Perguntada sobre quais procedimentos eram usados para realização dos partos, ela respondeu: “Comigo era assim...eu tratava como se fosse o médico, viu, porque minha experiência era...vinha assim como uma intuição que eu tinha. Eu tinha uma intuição de fazer como fazia, eu mesmo não sabia como era, “num” era?...vinha aquela intuição então eu fazia...quando vinha a criança, quando a criança era homem, quando era “mulé” era “pêra” uma intuição que eu tinha, se fosse bom e se fosse ruim, eu tinha intuição, se fosse pra mim, se fosse pra o médico, eu tinha aquela intuição. Então, graças a Deus fui muito feliz durante os tempos que peguei “minino”, eu fui muito feliz, viu! Deus me protegeu, nunca teve nada nas minhas mãos, nunca aconteceu nada comigo, graças a Deus!”


E foi assim em todos os 2.100 (dois mil e cem) partos feitos por esta filha de Nanã e Ogum: pela intuição, pelo cuidado e amor ao próximo, pela sensibilidade e respeito à energia que entornava este ato sagrado.
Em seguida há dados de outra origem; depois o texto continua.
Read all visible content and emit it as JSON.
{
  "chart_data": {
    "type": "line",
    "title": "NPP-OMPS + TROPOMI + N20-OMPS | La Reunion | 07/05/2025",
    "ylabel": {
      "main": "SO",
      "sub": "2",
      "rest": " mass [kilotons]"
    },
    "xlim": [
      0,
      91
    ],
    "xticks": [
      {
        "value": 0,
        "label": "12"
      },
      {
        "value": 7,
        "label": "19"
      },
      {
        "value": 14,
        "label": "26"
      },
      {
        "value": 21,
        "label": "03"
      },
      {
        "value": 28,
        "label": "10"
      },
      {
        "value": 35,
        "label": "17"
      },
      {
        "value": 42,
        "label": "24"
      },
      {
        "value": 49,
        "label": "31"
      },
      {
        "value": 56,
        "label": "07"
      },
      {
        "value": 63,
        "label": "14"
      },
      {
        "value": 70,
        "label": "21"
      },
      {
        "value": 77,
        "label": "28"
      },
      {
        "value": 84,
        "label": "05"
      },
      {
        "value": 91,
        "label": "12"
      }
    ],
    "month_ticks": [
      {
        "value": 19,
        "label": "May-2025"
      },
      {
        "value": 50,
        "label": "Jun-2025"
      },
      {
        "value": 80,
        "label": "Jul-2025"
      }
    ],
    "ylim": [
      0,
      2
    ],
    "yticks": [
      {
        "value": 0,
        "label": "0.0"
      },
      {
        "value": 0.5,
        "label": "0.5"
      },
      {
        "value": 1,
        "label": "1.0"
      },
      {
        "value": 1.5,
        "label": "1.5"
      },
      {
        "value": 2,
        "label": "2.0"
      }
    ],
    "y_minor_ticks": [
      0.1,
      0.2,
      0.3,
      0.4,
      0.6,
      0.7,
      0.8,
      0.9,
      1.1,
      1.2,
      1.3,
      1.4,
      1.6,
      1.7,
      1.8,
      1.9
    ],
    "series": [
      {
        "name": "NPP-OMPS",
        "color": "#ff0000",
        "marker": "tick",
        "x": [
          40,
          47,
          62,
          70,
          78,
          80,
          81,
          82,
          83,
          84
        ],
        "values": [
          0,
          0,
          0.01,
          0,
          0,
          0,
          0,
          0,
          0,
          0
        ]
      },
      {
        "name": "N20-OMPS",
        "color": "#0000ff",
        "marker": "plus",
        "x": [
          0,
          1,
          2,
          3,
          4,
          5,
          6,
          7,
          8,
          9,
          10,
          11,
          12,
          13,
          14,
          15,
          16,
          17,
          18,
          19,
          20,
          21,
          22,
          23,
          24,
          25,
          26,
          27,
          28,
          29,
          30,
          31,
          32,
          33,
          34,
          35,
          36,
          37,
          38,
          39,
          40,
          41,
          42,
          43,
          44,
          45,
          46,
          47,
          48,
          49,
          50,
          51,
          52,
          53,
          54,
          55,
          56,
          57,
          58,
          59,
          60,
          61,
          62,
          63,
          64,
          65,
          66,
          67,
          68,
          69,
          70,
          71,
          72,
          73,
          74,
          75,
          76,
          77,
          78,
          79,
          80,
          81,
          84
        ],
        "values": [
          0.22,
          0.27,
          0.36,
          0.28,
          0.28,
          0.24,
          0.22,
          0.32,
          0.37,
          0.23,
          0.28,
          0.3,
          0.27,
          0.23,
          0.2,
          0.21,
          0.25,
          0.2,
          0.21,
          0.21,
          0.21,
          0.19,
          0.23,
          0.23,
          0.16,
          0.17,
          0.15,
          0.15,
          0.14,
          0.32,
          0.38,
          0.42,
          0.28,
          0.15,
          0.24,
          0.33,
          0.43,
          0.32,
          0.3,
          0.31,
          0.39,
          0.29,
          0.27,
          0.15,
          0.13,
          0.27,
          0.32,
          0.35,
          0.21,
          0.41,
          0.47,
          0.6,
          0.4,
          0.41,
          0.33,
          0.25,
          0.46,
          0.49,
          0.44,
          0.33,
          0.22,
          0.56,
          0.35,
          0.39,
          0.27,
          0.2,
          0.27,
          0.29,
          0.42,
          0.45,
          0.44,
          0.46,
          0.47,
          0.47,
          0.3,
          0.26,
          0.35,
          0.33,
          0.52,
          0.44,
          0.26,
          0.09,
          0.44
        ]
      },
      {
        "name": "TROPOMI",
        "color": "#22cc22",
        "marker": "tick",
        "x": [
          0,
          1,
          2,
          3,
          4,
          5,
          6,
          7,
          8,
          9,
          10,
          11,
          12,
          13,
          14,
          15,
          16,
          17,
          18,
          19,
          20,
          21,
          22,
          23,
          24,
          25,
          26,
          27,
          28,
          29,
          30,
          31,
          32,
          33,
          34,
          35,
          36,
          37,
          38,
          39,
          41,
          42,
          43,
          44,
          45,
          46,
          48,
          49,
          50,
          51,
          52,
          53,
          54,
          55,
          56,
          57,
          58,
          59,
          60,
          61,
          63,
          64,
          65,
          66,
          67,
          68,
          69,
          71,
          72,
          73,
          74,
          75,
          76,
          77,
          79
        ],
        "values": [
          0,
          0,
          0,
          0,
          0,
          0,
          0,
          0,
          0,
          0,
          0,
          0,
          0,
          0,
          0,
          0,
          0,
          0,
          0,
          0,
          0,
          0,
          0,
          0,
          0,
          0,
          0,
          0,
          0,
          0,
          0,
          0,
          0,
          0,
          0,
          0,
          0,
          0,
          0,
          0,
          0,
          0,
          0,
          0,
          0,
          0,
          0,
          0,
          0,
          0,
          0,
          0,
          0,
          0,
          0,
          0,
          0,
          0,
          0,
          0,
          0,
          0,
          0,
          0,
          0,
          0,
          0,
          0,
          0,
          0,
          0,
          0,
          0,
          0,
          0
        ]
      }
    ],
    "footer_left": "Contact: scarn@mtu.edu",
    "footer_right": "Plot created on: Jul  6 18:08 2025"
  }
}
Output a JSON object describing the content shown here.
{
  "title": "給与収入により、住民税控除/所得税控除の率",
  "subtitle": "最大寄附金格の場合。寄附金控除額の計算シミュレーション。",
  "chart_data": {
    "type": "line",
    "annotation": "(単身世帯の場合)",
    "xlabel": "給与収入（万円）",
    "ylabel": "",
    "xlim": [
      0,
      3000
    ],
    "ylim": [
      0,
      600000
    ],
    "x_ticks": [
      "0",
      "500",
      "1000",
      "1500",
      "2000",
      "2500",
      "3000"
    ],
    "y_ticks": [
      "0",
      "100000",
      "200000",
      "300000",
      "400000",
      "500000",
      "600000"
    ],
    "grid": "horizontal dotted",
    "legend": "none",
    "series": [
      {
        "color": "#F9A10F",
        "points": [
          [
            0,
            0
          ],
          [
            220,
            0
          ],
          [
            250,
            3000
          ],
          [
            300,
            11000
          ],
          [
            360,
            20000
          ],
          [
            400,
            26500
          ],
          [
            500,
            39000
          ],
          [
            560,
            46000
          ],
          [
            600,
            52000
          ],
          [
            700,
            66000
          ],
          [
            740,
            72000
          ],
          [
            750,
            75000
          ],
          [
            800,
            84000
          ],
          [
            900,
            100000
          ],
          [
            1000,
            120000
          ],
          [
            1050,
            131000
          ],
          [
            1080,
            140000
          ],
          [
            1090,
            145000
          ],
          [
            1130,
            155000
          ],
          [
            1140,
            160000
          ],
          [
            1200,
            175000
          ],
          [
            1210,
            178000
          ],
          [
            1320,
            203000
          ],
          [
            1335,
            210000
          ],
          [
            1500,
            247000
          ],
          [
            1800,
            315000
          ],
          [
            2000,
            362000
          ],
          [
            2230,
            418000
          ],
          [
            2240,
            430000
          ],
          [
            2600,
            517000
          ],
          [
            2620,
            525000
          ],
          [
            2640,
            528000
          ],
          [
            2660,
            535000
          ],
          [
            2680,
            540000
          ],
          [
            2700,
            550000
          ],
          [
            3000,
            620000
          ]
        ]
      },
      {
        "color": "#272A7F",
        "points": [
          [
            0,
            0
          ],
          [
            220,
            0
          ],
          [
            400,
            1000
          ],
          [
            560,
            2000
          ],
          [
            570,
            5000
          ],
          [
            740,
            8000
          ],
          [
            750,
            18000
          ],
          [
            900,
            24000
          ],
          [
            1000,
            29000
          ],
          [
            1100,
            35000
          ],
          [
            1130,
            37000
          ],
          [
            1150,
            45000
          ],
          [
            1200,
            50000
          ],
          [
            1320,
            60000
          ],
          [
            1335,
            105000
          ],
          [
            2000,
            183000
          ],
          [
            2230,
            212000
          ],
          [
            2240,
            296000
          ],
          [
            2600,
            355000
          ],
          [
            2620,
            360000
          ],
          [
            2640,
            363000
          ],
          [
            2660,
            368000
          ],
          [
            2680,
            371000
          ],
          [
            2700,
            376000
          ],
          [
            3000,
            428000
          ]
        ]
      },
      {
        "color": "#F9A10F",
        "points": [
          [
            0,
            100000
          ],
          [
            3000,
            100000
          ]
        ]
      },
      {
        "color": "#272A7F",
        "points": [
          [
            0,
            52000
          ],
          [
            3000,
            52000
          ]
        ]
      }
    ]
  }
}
Nunca pôs em risco a vida dos bebês tampouco das parturientes.


Mulher de fibra, solidária, alegre e festeira. Nos carnavais antigos, aqueles que não voltam mais, cordão de caboclo igual ao seu não existia; ela reunia um grupo com homens, mulheres, crianças e, fantasiados de entidades das matas, serpenteavam pelas ruas da cidade, entoando músicas, lamentos, chulas e puluxias. Dançava, sambava, rodava, reverenciava as entidades indígenas e africanas, tudo com muita vivacidade, entusiasmo e respeito.


Seus carurus espalhavam gente por todos os cômodos da casa, indo parar até na rua. A casa era pequena pra tanta gente que ia se deliciar com seus quitutes e entoar os estribilhos da reza que antecipava a comilança. Em tempo de natal, seu presépio era a coisa mais linda de se ver, fazia questão de reservar o primeiro quarto da casa para sua montagem. Era imponente, primoroso, uma montanha de onde se equilibravam imagens sagradas e outras nem tanto, mas que cumpriam com a função de referência e devoção. Chegou um tempo que o conservava impecável o ano inteiro, ela resolveu, por motivos que não me ficou totalmente esclarecido, não desmontá-lo. Só sei que este presépio possuía uma função de altar de penitências, reverências e dedicação ao culto sagrado do menino Jesus e das suas entidades mágicas.


E os partos, as festas: Cordão de Caboclo, caruru, presépio/altar... tudo isso foi se perdendo no tempo com a idade avançando e o corpo pedindo repouso, decerto que muita coisa ainda permanece viva, como tudo que até agora relatei e que jamais morrerá, porque enquanto houver história, memória e palavra, existirá a vida dessa grande mulher que há pouco nos deixou.


Partiu quase no esquecimento de uma cidade inteira, já que não morava mais pelas bandas de Ibirataia (e mesmo quando por lá morava as visitas eram poucas), pois precisou ausentar-se da cidade que lhe fez mulher e mãe de vasta prole; ali, na pequena cidade incrustada entre dois rios e altos morros cobertos do que de mata restou, não havia quem lhe reservasse o cuidado e dedicação; fora morar em Eunapólis aos cuidados de parentes e lá subiu aos céus, tranquila, como todos os justos e bons de coração. A vida lhe foi generosa, não lhe dera riquezas materiais, mas lhe deu dois mil e cem filhos, dignidade e vida longa (104 anos).


Hoje, tomado pelo saudosismo e tristeza trazidos pela notícia de sua ausência eterna, rabisco essas breves linhas como um neto que dedica seus poemas à avó e, talvez, as palavras, quaisquer que sejam elas de amor ou gratidão, não sejam capazes de dizer o que realmente senti ao me deparar com aquele ser de aparência frágil e de alma e coração gigantes. Mas é preciso partir do princípio das palavras para compartilhar com você, leitor, o meu encontro com ela, e que as mesmas não podem dizer com precisão e olhos marejados, mas servirão como canal de contato e aproximação!




Mãe Lenita, que Olorum te guie e proteja sempre. Axé!